Dwelling further on the issue, the note says that the Act can become operational with the establishment of CCI under it. All cases relating to restrictive trade practices pending before the MRTP Commission could be transferred to CCI and those involving unfair trade practices could be entrusted to the National Consumers Commission.

But the joint ventures should not be subjected to scrutiny of the CCI. The law in such cases should step in only when JVs misuse their dominant position. Mergers and amalgamations should be left to be examined by the courts which, as it is, do so under the Companies Act.

The note says that it should be clarified that the shareholding of only those enterprises which act in concert should be aggregated for the purposes of determining whether they constitute a group or not. The power to divide a dominant enterprise should be deleted from the Bill as it is inappropriate in the Indian context.

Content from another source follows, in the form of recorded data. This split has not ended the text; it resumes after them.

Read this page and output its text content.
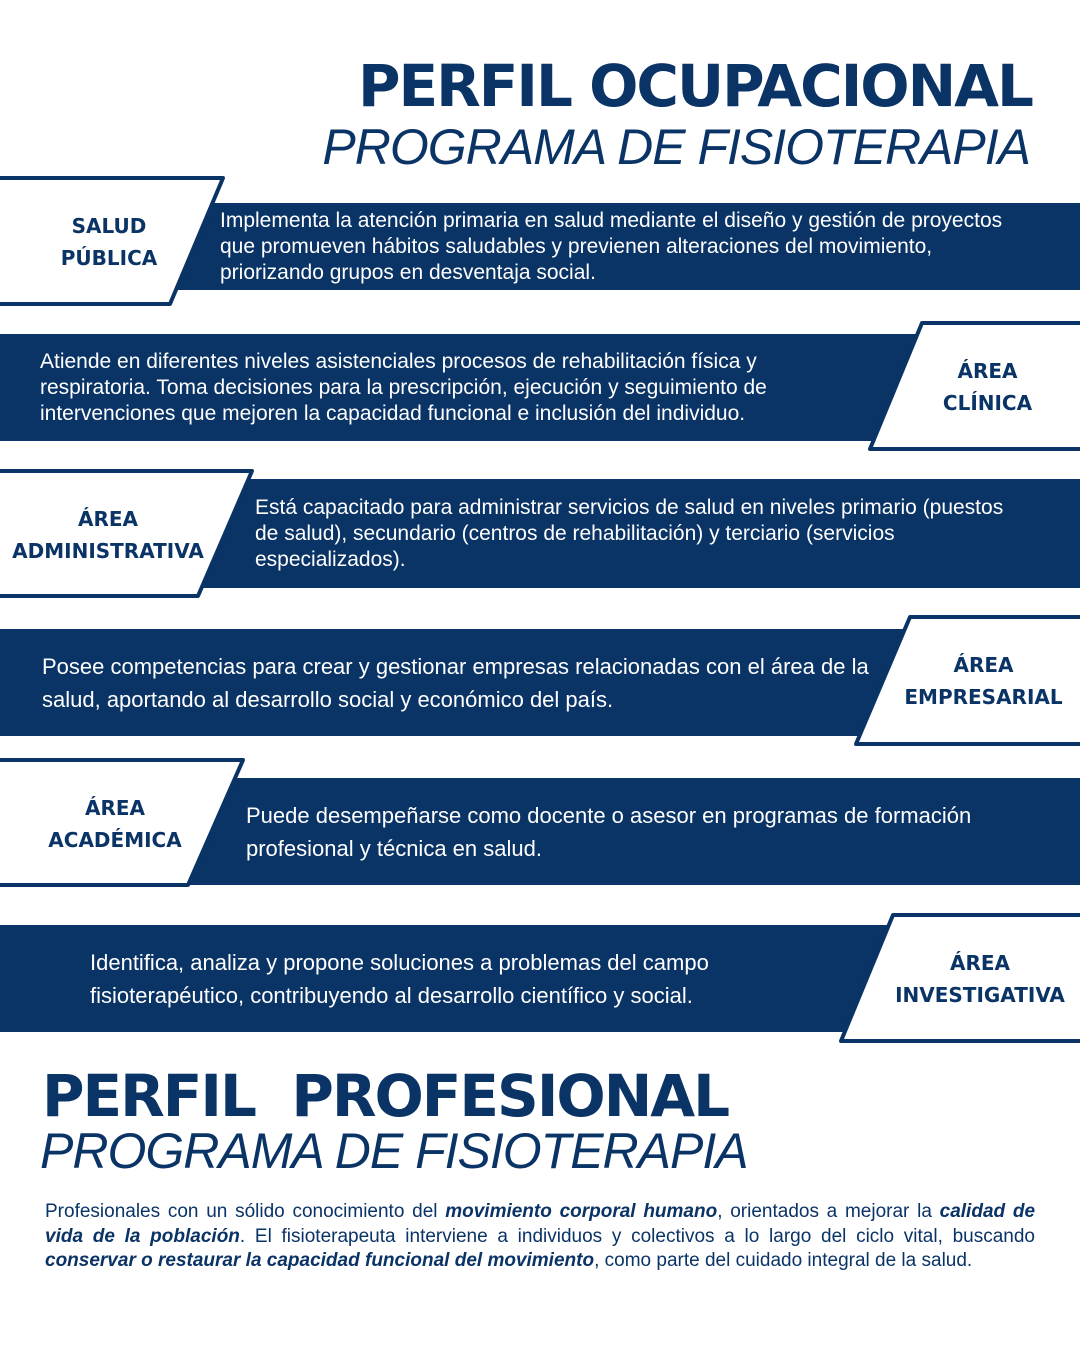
PERFIL OCUPACIONAL
PROGRAMA DE FISIOTERAPIA
Implementa la atención primaria en salud mediante el diseño y gestión de proyectos que promueven hábitos saludables y previenen alteraciones del movimiento, priorizando grupos en desventaja social.
SALUD
PÚBLICA
Atiende en diferentes niveles asistenciales procesos de rehabilitación física y respiratoria. Toma decisiones para la prescripción, ejecución y seguimiento de intervenciones que mejoren la capacidad funcional e inclusión del individuo.
ÁREA
CLÍNICA
Está capacitado para administrar servicios de salud en niveles primario (puestos de salud), secundario (centros de rehabilitación) y terciario (servicios especializados).
ÁREA
ADMINISTRATIVA
Posee competencias para crear y gestionar empresas relacionadas con el área de la salud, aportando al desarrollo social y económico del país.
ÁREA
EMPRESARIAL
Puede desempeñarse como docente o asesor en programas de formación profesional y técnica en salud.
ÁREA
ACADÉMICA
Identifica, analiza y propone soluciones a problemas del campo fisioterapéutico, contribuyendo al desarrollo científico y social.
ÁREA
INVESTIGATIVA
PERFIL  PROFESIONAL
PROGRAMA DE FISIOTERAPIA

Profesionales con un sólido conocimiento del movimiento corporal humano, orientados a mejorar la calidad de vida de la población. El fisioterapeuta interviene a individuos y colectivos a lo largo del ciclo vital, buscando conservar o restaurar la capacidad funcional del movimiento, como parte del cuidado integral de la salud.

Further, the Bill should clearly define `dominance', `abuse of dominance', `consumer interest' and `relevant market' and an enterprise should also have an option to avail of alternate dispute resolution process like arbitration and reconciliation. No agreement should be deemed to be per se illegal or anti-competitive unless it is proved to be detrimental to consumers.

Power to issue directions to the Commission or to supercede it being vested in the Central Government would be destructive of the autonomy of the body and should be deleted from the Bill. Also, the monetary limit with regard to turnover and assets, however high, is always artificial and get outdated and stipulation of such limits should be avoided, the Assocham note said.